Recently I’ve had a written conversation about Jack Tati and his most remarkable film, ‘Mr Hulot’s Holiday’. It made me realize how lucky I was when I was a child (or young teenager).
I saw that film first time when I was about 12. In the cinema. Yes, how amazing is that.
I was born and brought up in the most boring area of Poland. Beautiful, but boring as hell. Especially in winter. The nearest city (which is still small) is 100 km away, there are just forests and lakes. It is called Masurian Lake District.
In summer it was completely transformed, there were tourists everywhere, called warmly by locals ‘Potato Beetles’. Because it is only 3 hrs drive from the capitol, a lot of prominent people as well as establishment and artists were buying or building lake houses there, and coming every summer, bank holiday, Christmas, etc. Locals got quite nonchalant about it, which I always found funny. Once there was a famous actor making a fuss in a shop and trying to skip the queue asking with disbelieve: ‘Do you know who I am?’ to which one local person responded: ‘You have to figure out who you are on your own, you can do it while waiting in line, now get back to the queue!’ Whenever someone mentioned Polish writer Hlasko or Czeszko, my mother was recalling on how many occasions she drunk vodka with them. You could say it was almost like our little communistic Hamptons, haha….ha.
But the best part was that the place was always full of filmmakers, writers, film critics, Igor Newerly lived there, John Steinbeck used to visit him. Roman Polanski filmed ‘Knife in the Water’ there. He made it in the 60s but people in the 80s still remembered how the crew liked to party after hours…

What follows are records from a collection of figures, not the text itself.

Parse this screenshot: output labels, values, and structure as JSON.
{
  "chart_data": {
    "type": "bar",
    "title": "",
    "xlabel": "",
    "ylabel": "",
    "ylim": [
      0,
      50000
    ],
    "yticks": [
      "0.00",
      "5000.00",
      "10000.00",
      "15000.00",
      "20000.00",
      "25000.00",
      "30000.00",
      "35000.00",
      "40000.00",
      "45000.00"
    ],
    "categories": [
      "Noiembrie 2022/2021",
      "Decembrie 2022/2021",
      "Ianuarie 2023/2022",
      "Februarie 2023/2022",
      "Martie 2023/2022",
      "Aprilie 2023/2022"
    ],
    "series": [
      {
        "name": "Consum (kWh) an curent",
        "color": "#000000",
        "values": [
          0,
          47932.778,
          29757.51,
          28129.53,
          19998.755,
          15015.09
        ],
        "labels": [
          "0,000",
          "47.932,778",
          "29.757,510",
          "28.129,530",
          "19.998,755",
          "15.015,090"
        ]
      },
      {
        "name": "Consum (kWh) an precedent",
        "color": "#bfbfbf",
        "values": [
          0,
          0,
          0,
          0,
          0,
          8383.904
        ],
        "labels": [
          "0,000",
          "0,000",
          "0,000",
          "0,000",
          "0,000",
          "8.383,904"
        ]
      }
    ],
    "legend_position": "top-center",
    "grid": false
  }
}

Which brings me to the ‘being lucky’ statement. I don’t know if out of boredom or to ‘bring the light of enlightenment to peasants’ , establishment from the capitol had decided to cooperate with local officials and organized annual Summer Festival. We had two cinemas in my humble little town back then (different times and don’t be blinded and forget the censorship). One was open all year round, and the second one was in a place resembling a Community Centre. But in deep communism it was called Culture Place and was supposed to educate the masses, in reality, control their activities and show them how amazing socialism was and how rotten the Western world is. There was an advantage to it, because in a small town if you found an open minded person, art blossomed – there were dance, theatre, music, painting lessons, you name it. And that’s were the Festival was taking place for a week. It was a different theme every year; comedy one year, SF another, etc. You could get a pass giving you an entry for the whole week for peanuts. There were lectures given by film critics and unofficial after parties.

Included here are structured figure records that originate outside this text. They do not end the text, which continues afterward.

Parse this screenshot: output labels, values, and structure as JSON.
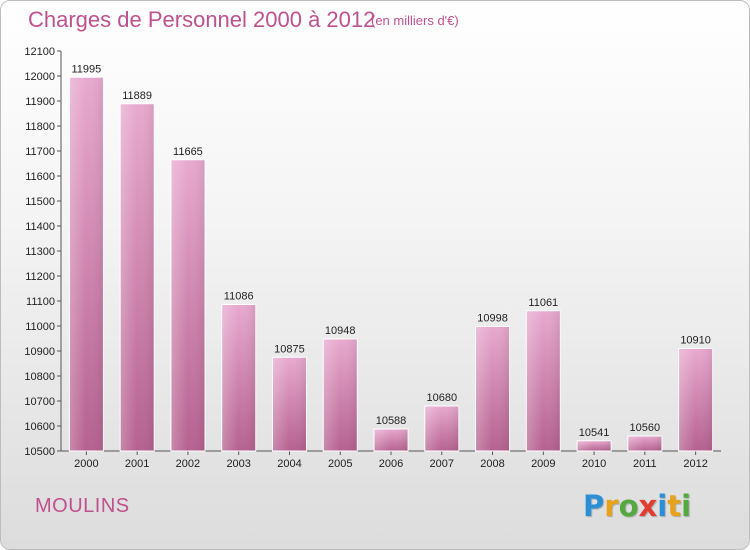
{
  "header": {
    "title": "Charges de Personnel 2000 à 2012",
    "subtitle": "(en milliers d'€)"
  },
  "footer": {
    "commune": "MOULINS",
    "logo_letters": [
      {
        "ch": "P",
        "color": "#2a8fd6"
      },
      {
        "ch": "r",
        "color": "#e8a21a"
      },
      {
        "ch": "o",
        "color": "#53a93f"
      },
      {
        "ch": "x",
        "color": "#e03c31"
      },
      {
        "ch": "i",
        "color": "#2a8fd6"
      },
      {
        "ch": "t",
        "color": "#e8a21a"
      },
      {
        "ch": "i",
        "color": "#53a93f"
      }
    ]
  },
  "chart_data": {
    "type": "bar",
    "title": "Charges de Personnel 2000 à 2012",
    "subtitle": "(en milliers d'€)",
    "categories": [
      "2000",
      "2001",
      "2002",
      "2003",
      "2004",
      "2005",
      "2006",
      "2007",
      "2008",
      "2009",
      "2010",
      "2011",
      "2012"
    ],
    "values": [
      11995,
      11889,
      11665,
      11086,
      10875,
      10948,
      10588,
      10680,
      10998,
      11061,
      10541,
      10560,
      10910
    ],
    "ylim": [
      10500,
      12100
    ],
    "yticks": [
      10500,
      10600,
      10700,
      10800,
      10900,
      11000,
      11100,
      11200,
      11300,
      11400,
      11500,
      11600,
      11700,
      11800,
      11900,
      12000,
      12100
    ],
    "grid": false,
    "bar_color": "#d98bbb",
    "xlabel": "",
    "ylabel": ""
  }
}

And there I was, spending the whole week watching morning, afternoon and evening shows with my sister. I watched for the first time ‘Mr Hulot’s Holiday’, ‘L’auberge Rouge’ with Fernandel, ‘2001: A Space Odyssey’ , ‘Sleeper’. It was like living in a dream…Unfortunately after a successful 3 years of running, it ended. There was probably a film screened which wasn’t allowed to be shown by communistic officials or maybe it was more trivial…I wouldn’t know, I was only 13 at the time. But I will never forget those hot summer evenings when my sister and I were going back home, visually charged.
Which brings me to an adapted version of an old summer afternoon delight; something I called…
Chocolate Muesli Cake:
3 cups water
4 cups rolled oats
1 cup honey
1 cup shredded coconut
1 cup chopped dried dates (or figs, apricots, prunes)
1 cup almond flakes
1 cup cocoa powder
1/2 cup pecans
1. Boil water. When the water is boiling, lower the heat. Add oats, cocoa, butter and honey, simmer for 3-4 minutes, take it of the heat.
2. Add the rest of your ingredients, mix well. Spread in a brownie type of baking tin lined with parching paper. Bake for 20-30 min in 170C. Leave it to cool completely before cutting it into squares.